“If you can’t imagine how anyone could hold the view you are attacking, you just don’t understand it yet.” — Philosopher Anthony Weston in A Rulebook for Arguments
I may be libertarian, but I understand my friends on the political left. One reason most of us libertarians and conservatives can “speak liberal” is because we generally are willing to grant that our left-leaning friends have good intentions. Conservatives think liberals are often wrong, but not that it’s dancing with the devil to listen to them – or to try to understand them.
Many liberals, though, have trouble comprehending conservatives. In his studies of liberals and conservatives reported in The Righteous Mind, NYU-Stern Business School professor Jonathan Haidt found that liberals – particularly the “very” liberal – were consistently worse than conservatives at predicting how the other side would respond to various moral questions. “When faced with questions such as ‘One of the worst things a person could do is hurt a defenseless animal’ or “Justice is the most important requirement for a society,’ liberals assumed that conservatives would disagree.”
This failure to “get” conservatives may be due to the liberal suspicion that selfishness and bigotry are the real motivations behind conservatism. That unsympathetic perception creates a communication blockage. If the liberal is hearing nothing more than an attempt to justify selfishness and bigotry, why continue listening? What more is there to “get”? As the New York Times book review of The Righteous Mind explained:
The hardest part, Haidt finds, is getting liberals to open their minds. Anecdotally, he reports that when he talks about authority, loyalty and sanctity, many people in the audience spurn these ideas as the seeds of racism, sexism and homophobia . . . . Liberals don’t understand conservative values. And they can’t recognize this failing, because they’re so convinced of their rationality, open-mindedness and enlightenment.
This hostility to conservatism is apparent in almost any liberal attempt to explain it. “Conservatism is a type of motivated social cognition,” explains Salon magazine, “that by its very nature is hostile to members of groups on the lower rungs of the social hierarchy.” A PolicusUSA headline declared in 2013 (ie, pre-Trump) “Today’s Republicans are Yesterday’s Fascists.”

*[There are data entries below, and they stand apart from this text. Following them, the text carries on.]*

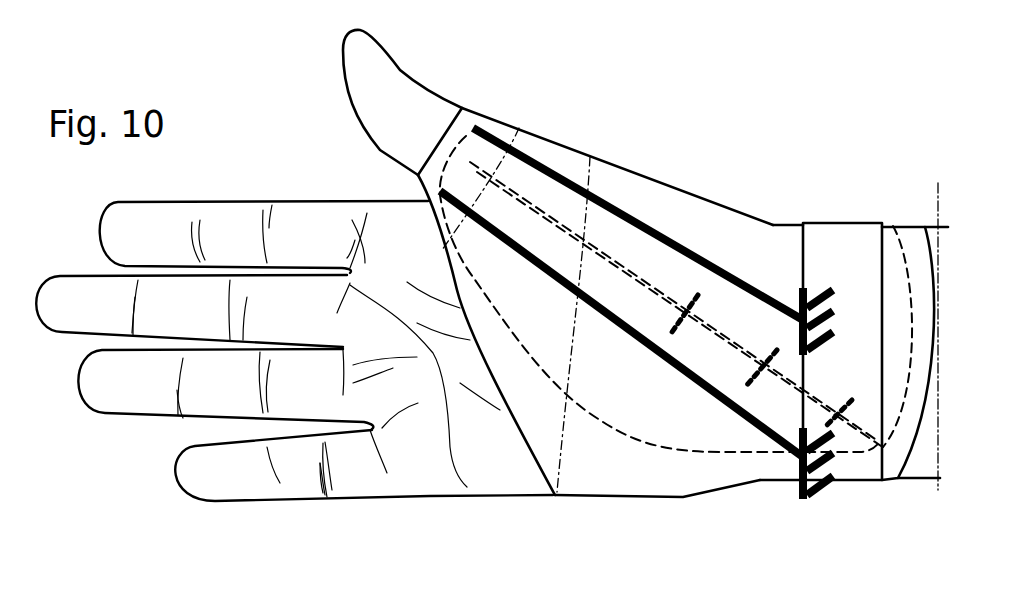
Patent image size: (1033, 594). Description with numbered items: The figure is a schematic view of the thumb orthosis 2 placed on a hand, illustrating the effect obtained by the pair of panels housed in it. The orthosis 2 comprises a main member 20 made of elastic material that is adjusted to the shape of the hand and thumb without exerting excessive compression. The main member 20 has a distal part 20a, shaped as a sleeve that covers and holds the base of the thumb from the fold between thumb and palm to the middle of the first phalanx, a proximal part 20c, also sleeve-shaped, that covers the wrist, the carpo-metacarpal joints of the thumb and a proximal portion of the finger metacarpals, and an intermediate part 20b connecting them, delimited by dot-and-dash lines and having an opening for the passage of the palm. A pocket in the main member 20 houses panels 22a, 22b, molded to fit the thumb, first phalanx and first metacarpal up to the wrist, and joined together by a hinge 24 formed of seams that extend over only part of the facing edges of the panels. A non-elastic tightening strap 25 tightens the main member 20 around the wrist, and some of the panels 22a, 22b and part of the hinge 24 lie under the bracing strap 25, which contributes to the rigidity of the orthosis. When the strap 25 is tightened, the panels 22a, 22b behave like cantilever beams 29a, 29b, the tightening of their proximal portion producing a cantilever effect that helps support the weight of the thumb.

The thumb orthosis 2 is at (727, 154).
The main member 20 is at (650, 177).
The distal part 20a is at (512, 132).
The intermediate part 20b is at (530, 148).
The proximal part 20c is at (783, 240).
The panel 22a is at (477, 120).
The panel 22b is at (602, 410).
The hinge 24 is at (673, 333).
The tightening strap 25 is at (868, 475).
The cantilever beam 29a is at (727, 268).
The cantilever beam 29b is at (737, 380).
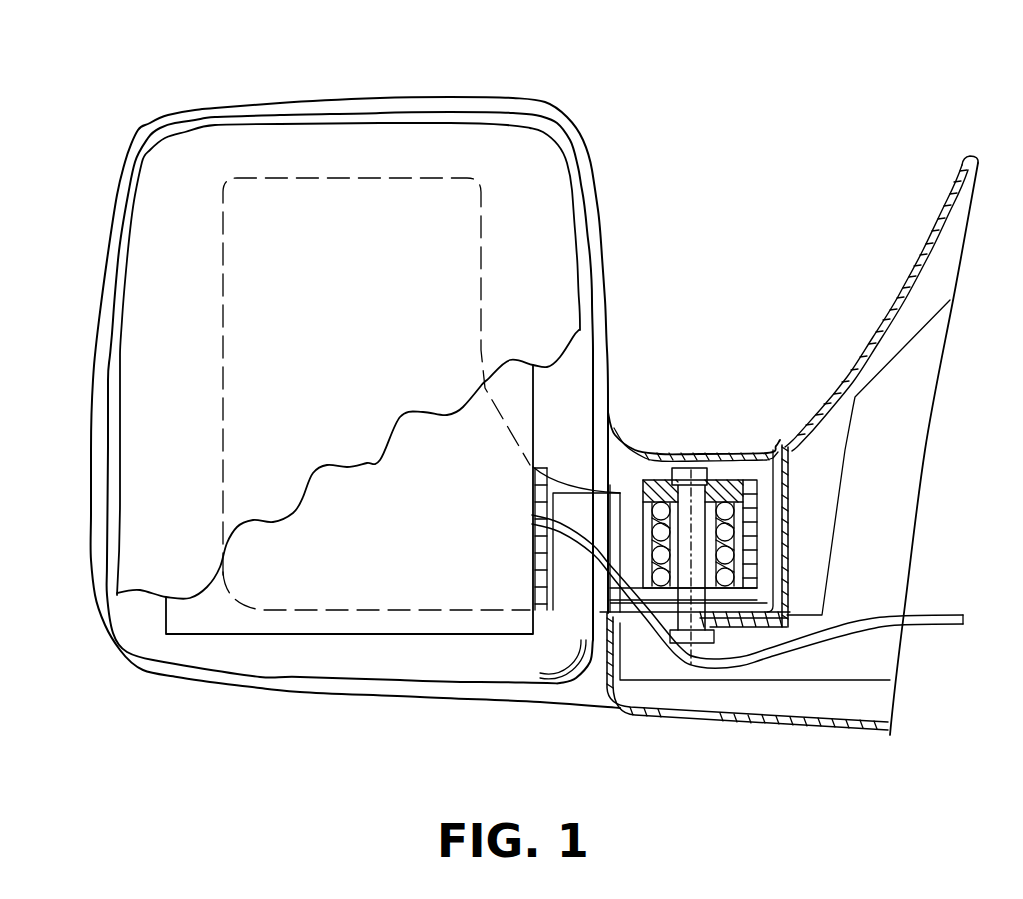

Writer George Lakoff, in an article entitled “Why the Conservative Worldview Exalts Selfishness,” explains that conservatives believe being rich is a reflection of moral superiority, while poverty is a sign of morally inferiority; in other words, that the poor deserve their poverty. Which is an argument I’ve heard before, but never from an actual conservative.
Maybe he didn’t intend to be taken literally, but prominent New York theater critic Michael Feingold (formerly of the Village Voice) has this to say about Republicans:
Republicans don’t believe in the imagination, partly because so few of them have one, but mostly because it gets in the way of their chosen work, which is to destroy the human race and the planet . . . . Republicans, whose goal in life is to profit from disaster and who don’t give a hoot about human beings, either can’t or won’t. Which is why I personally think they should be exterminated before they cause any more harm.
These angry liberals think they do “get” conservatives: Conservatives are selfish bigots. This perception not only stands in the way of comprehending conservatives, it leads almost inevitably to the current nationwide “shut down conservatives” movement. It is why libertarian writer Charles Murray was shouted down and roughed up at Middlebury College in 2017, and why colleges continually “disinvite” such speakers as columnist George Will, writer Ayaan Hirsi Ali, former secretary of State Condoleeza Rice, and anyone else who deviates from the liberal narrative.
In fact, most libertarians and conservatives care about the poor, about minorities, about the environment, about education. There are non-selfish, non-bigoted, non-stupid reasons for holding conservative views. Most conservatives are decent people with whom liberals are simply in disagreement. It would help if at least that much was understood.